Second, there is the recognition that support for both the individual and those in social support roles is highly effective. It allows for education, communication and a reduction in compassion fatigue for both. Social support both actual and perceived lead to greater relationship skills, coping skills and even immune functioning to name a few (Harrington, 2013) which is important for a trauma survivor to be able to reconnect with those who care about them. A holistic approach as mentioned by Correll, et al. (2020) “may hold the key to improving the quality of life for both service members and civilians with PTSD” (p. 8). This is reinforced by the Apostle Paul sharing “Be joyful in hope, patient in affliction, faithful in prayer” (NIV, 2002, Romans 12:12) as the spiritual needs are well researched. Florez, et al. (2017) assert “having a sense of meaning in one’s life appears to have a greater impact in protecting at-risk individuals with PTSD from becoming hopeless and suicidal” (p. 55). All of these areas demonstrate the need to have a well-rounded approach to offer the best social support for those with PTSD.
Throughout this exploration of the value of social support for those with PTSD and traumatic exposures, the research is behind the need for increased, meaningful support. The individual and community needs will dictate the methods going forward. One of the primary reasons the author wanted to address this topic is because there is a great concern in the months and years ahead of an overburdened mental health system in light of the current pandemic and its ramifications still be fully felt. Community social support may be all some will need and it might also be the first interactions to getting individuals to more intensive help that they need as awareness grows.
Family and friend social support is validated by Price, et al. (2018) implying “elevated perceived social support during PTSD treatment is associated with improved treatment response” (p. 267), and Ecclesiastes 4:12 reminds “A person standing alone can be attacked and defeated, but two can stand back-to-back and conquer. Three are even better, for a triple-braided cord is not easily broken” (NLT). Coming alongside another individual, showing compassion is reflecting the “mind of Christ” (Nolasco, Jr. & MacDonald, 2016, p. 59) towards those most in need. Luke chapter ten reminds us of the story of the Good Samaritan and how those most assumed capable of helping the man beaten and left for dead did not stop and help because of a lack of compassion, but it was the one least likely to offer assistance in the end who stepped up and saved a life.
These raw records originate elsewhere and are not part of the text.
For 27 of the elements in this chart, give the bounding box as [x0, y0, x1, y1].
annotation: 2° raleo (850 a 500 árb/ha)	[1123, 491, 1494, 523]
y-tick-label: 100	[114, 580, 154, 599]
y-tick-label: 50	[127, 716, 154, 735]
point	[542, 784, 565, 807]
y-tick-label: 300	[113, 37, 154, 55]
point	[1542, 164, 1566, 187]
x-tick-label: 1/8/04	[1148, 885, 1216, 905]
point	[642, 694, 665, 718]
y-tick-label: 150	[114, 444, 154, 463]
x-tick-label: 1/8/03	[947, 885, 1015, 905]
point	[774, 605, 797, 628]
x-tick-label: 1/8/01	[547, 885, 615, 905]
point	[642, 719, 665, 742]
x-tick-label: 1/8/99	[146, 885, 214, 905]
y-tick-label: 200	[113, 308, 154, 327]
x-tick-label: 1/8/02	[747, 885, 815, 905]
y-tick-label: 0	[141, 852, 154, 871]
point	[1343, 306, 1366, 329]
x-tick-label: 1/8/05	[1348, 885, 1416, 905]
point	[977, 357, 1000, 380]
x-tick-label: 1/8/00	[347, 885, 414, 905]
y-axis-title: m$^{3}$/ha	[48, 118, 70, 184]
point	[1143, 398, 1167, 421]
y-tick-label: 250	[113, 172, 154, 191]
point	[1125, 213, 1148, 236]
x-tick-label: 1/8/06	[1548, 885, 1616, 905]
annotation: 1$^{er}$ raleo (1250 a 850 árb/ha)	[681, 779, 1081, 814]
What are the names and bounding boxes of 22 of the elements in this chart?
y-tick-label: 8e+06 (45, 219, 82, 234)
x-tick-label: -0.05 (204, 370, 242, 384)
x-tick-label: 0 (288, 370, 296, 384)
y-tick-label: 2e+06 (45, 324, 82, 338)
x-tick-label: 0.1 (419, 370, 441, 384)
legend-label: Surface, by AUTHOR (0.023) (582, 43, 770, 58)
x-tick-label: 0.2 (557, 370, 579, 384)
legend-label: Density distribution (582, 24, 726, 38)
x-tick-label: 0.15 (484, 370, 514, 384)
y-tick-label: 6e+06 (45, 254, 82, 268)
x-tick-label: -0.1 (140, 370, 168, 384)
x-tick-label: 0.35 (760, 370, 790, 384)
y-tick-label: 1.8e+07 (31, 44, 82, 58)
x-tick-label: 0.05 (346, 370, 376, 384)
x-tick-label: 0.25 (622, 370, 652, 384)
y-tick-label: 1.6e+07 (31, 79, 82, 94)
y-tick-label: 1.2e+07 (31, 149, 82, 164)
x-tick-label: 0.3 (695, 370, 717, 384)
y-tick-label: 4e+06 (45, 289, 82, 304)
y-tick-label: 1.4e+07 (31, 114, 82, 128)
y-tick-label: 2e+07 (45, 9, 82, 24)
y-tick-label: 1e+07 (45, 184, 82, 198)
As the research bears out and Sabates (2012) shares we are created to belong. There are times that in large traumatic events there might not be the right amount or even the right background to help another, but it will be compassion that ultimately bridges those inadequacies to help a traumatic survivor find hope because they are not standing alone. “Because of the Lord’s great love, we are not consumed, for his compassions never fail” (NIV, 2002, Lamentations 3:22). When an individual finds themselves in a place where they need help to walk through their darkest days, the social support of others and the reminder of the ultimate hope that comes from Christ can lead the way to healing and hope for a more expectant future.